Brazil’s microcephaly epidemic continues to pose a mystery — if Zika is the culprit, why are there no similar epidemics in other countries also hit hard by the virus? In Brazil, the microcephaly rate soared with more than 1,500 confirmed cases. But in Colombia, a recent study of nearly 12,000 pregnant women infected with Zika found zero microcephaly cases. If Zika is to blame for microcephaly, where are the missing cases? Perhaps there is another reason for the epidemic in Brazil. According to a new report by the New England Complex Systems Institute (NECSI), the number of missing cases in Colombia and elsewhere raises serious questions about the assumed connection between Zika and microcephaly.
Recently, the New England Journal of Medicine published the preliminary results of a large study of pregnant Colombian women infected with Zika. Of the nearly 12,000 pregnant women with clinical symptoms of Zika infections until March 28, no cases of microcephaly were reported as of May 2. At the same time, four cases of Zika and microcephaly were reported for women who were symptomless for Zika infections and therefore not included in the study itself.

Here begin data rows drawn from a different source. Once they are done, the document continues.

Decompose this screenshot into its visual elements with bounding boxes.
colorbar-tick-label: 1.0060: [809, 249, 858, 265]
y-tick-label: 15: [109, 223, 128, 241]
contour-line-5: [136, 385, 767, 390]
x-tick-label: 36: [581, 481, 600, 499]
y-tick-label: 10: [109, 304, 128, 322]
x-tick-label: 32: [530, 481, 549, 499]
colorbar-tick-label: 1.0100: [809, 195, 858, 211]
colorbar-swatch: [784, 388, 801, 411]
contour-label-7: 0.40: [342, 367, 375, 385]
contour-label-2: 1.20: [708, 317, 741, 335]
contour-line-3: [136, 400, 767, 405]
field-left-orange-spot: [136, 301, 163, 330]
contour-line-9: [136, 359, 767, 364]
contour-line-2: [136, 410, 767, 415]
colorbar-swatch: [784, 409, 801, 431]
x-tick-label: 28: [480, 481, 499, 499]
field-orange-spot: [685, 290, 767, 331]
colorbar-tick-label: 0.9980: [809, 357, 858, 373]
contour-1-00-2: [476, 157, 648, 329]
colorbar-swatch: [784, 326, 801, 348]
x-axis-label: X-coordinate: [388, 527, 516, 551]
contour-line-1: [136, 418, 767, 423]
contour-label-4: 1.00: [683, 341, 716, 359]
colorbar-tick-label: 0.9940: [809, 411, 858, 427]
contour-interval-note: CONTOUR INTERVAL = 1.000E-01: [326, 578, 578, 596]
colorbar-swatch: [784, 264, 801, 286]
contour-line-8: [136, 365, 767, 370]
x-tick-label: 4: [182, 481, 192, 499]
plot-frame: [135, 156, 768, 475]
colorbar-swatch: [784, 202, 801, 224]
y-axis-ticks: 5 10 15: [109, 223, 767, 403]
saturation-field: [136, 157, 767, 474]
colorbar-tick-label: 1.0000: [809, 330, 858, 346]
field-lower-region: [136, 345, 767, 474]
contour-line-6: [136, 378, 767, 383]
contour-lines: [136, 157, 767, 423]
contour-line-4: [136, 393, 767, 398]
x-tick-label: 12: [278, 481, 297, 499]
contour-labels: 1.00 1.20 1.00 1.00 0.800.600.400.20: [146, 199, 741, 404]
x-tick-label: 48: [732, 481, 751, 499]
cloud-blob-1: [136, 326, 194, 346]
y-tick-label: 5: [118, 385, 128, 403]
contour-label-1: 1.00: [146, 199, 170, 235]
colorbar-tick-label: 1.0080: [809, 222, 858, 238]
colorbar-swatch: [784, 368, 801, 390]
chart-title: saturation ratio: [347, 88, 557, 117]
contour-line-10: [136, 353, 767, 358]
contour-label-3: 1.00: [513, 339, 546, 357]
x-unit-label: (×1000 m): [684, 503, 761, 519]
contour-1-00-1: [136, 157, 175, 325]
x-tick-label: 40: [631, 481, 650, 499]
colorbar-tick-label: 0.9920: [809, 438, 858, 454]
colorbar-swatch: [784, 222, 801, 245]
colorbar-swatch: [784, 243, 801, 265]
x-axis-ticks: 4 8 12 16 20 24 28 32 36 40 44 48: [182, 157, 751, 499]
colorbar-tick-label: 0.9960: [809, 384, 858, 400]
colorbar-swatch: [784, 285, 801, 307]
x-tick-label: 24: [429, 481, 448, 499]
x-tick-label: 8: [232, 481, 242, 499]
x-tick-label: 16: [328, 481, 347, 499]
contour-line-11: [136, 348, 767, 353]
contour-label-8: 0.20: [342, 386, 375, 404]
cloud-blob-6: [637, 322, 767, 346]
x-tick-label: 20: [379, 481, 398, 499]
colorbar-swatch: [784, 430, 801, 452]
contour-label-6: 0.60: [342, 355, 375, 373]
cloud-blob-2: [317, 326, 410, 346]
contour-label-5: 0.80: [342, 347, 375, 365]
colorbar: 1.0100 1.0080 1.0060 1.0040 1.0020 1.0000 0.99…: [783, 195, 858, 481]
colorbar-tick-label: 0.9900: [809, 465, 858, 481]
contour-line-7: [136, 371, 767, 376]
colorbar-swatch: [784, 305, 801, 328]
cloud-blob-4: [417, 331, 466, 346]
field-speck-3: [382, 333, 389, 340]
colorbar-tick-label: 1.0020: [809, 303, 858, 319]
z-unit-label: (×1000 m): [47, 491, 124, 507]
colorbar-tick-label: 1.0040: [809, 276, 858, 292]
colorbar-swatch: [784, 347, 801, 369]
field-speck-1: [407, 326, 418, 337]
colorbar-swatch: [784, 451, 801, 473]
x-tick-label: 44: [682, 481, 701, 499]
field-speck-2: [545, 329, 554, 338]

Is it possible that more time is needed for births to give rise to the high numbers seen in Brazil? The numbers don’t add up according to the NECSI report. The Zika and microcephaly cases that are not part of the study show that there are many more pregnancies affected by Zika without symptoms. Because there are four cases of microcephaly with Zika, and none in the study, there should be about four times as many cases of Zika that are unreported. This means there are at least 60,000 Zika-infected pregnancies in Colombia.
The NECSI report analyzes the data and shows that the four cases of Zika and microcephaly that have been observed till April 28 are just what would be expected due to the background rate — of the 60,000 pregnancies about 20,000 births would already be expected. The expected microcephaly rate for countries with no reported infections of 2-in-10,000 births gives exactly four cases. The study also notes that until April 28 there has been a total of about 50 microcephaly cases in Colombia, of which only four have been connected with Zika. The four cases are expected for the coincidence of Zika and microcephaly in the same pregnancies even if Zika is not the cause.
In light of this evidence, NECSI says the cause of microcephaly in Brazil should be reconsidered. One possibility that has been raised is the pesticide pyriproxyfen, which is applied to drinking water in some parts of Brazil to kill the larvae of the mosquitos that transmit Zika. Pyriproxyfen is an analogue for insect juvenile hormone which is cross reactive with retinoic acid, which is known to cause microcephaly. A physicians group in Brazil and Argentina, the Swedish Toxicology Sciences Research Center, and NECSI have called for further studies of the potential link between pyriproxyfen and microcephaly.